One August morning, I awoke early and decided I would go to the lake and watch the sunrise. As I approached the beach and the blush of dawn, the crescent moon and north star hung elegantly in the sky. The gulls called in triumph, and the waves were gentle and steady. As the waves gently caressed the pier, I breathed slowly and entered into the Hail Mary. As the water rolled on and the words softly rolled through the mouth, I disappeared into the sky, the substance and the ether, whispering the words until the words ceased, until the rhythm continued to pulse within me until even the pulsing ceased. The golden sun slowly rose and caressed the rolling waters, and I breathed until my own breathing ceased, until all was substance beneath the substance, space within the void.
Meisaan Chan
Meisaan Chan is one of SDI’s New Contemplatives and an activist in the realms of justice, compassion, and spirituality. She posts daily spiritual haikus, parables and embodied movement meditations on her website www.curvingtowardthecenter.com. Under her English name, Crystal Chan, she is an internationally published children’s author through Simon & Schuster. She can be found on Facebook, encouraging people to walk the way of compassion.

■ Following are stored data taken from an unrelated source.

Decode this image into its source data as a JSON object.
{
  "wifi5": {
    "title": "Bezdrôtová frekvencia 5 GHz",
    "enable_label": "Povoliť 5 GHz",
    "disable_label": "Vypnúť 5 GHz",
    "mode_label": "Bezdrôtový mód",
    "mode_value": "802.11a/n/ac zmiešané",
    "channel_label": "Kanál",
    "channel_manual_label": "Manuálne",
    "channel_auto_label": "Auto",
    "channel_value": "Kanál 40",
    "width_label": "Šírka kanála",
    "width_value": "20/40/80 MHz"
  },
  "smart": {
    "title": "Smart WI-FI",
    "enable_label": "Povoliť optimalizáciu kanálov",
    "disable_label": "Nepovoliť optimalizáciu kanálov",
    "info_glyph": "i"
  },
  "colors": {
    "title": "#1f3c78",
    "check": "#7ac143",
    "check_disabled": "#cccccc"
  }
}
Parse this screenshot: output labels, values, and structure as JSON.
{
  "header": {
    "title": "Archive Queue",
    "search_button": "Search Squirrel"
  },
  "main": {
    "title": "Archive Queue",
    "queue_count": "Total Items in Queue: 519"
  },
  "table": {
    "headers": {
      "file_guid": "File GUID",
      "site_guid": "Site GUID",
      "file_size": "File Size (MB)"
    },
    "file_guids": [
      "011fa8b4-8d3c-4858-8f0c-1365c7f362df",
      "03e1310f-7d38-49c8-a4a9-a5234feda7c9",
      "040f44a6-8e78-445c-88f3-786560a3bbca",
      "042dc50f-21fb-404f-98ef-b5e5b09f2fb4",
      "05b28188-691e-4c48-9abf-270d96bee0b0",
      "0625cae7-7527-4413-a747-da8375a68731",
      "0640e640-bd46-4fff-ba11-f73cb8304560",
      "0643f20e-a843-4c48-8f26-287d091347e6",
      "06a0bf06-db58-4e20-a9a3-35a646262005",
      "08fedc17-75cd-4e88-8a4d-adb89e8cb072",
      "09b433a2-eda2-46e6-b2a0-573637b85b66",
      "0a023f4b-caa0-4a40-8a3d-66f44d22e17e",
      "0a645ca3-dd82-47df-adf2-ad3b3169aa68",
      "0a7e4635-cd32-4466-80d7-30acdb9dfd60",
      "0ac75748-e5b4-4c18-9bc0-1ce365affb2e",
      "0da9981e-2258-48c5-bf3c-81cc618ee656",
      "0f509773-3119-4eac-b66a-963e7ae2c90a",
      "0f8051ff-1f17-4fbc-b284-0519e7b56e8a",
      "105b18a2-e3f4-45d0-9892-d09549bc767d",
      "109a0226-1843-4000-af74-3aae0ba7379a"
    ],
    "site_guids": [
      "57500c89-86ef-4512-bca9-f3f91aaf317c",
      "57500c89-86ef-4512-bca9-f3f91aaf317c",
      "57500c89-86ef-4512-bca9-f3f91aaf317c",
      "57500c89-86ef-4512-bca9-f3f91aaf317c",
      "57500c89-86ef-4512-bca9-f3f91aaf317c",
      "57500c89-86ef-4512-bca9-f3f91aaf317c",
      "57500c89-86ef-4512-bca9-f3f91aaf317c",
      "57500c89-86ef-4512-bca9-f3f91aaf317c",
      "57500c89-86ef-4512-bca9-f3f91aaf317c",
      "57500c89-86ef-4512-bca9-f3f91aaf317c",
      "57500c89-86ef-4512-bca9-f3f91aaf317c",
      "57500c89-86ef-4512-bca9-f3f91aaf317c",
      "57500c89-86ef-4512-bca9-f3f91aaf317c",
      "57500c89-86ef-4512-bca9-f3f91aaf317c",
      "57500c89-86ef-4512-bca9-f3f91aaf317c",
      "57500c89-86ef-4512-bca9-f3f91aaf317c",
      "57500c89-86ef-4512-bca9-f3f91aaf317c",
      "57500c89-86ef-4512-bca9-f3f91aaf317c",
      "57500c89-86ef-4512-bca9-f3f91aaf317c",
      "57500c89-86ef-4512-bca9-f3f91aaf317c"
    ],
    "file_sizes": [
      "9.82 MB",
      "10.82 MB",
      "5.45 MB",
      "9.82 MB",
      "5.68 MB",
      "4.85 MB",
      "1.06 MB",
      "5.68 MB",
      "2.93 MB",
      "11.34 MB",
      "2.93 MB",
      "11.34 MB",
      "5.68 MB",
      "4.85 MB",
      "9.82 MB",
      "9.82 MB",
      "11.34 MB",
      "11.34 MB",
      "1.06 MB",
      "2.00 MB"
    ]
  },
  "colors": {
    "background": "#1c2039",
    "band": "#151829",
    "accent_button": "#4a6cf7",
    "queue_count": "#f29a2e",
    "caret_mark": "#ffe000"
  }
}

15 comentarios en “When An Ex-Catholic Hears Lake Michigan Pray The Hail Mary”
This is SO beautiful! Thank you. I’m sharing the SDI post to the Way of the Rose group. I bet you would love the book: The Way of the Rose by Clark Strand and Perdita Finn. 💜
Thank you so much, Joan. I hope your Way of the Rose group enjoyed the post. Walk well –
Yes! and Thank you.
You’re very welcome!
What a wonderful discovery. May many souls be soothed as find their way, as you did, Messian, to this feminine truth.
Soothed is definitely the word. And through the elements – even richer.
Beautiful.
Thank you, Mika!
Wow! Wonderful. Thank you.
Thank you, Saroj.
Thank you for sharing. You are a Light to many.
May blessings return to you are you share your light, too.
Thank you, Meissan! I too was raised Catholic but have never encountered the Hail Mary in such a deep, primal way. Your reflections are beautiful!
If you’re interested, I’m hosting a self-care retreat on loss this weekend. Here is to the recovery of our spiritual agency and the deepening of our claim to Love. https://www.eventbrite.com/e/122453488681
I read this today, and as you know timing is everything. And your words were meant to be read today with each of your emotions, I found understanding, being a cradle catholic and among the last to be taught by nuns. Nothing is perfect, even the things we think, should be perfect. But the faith I grew up with, means more to me today and grows deeper and more moving as I age. I have met so many people of good character and later find out they were raised Catholic, but had left the faith years ago. I am wondering do Catholics, really ever leave the faith? I think we leave something, but maybe the faith remains smoldering, until an ember snuggles up next to you and you see smoke. And where there is smoke there is fire. God bless and thank you for your words.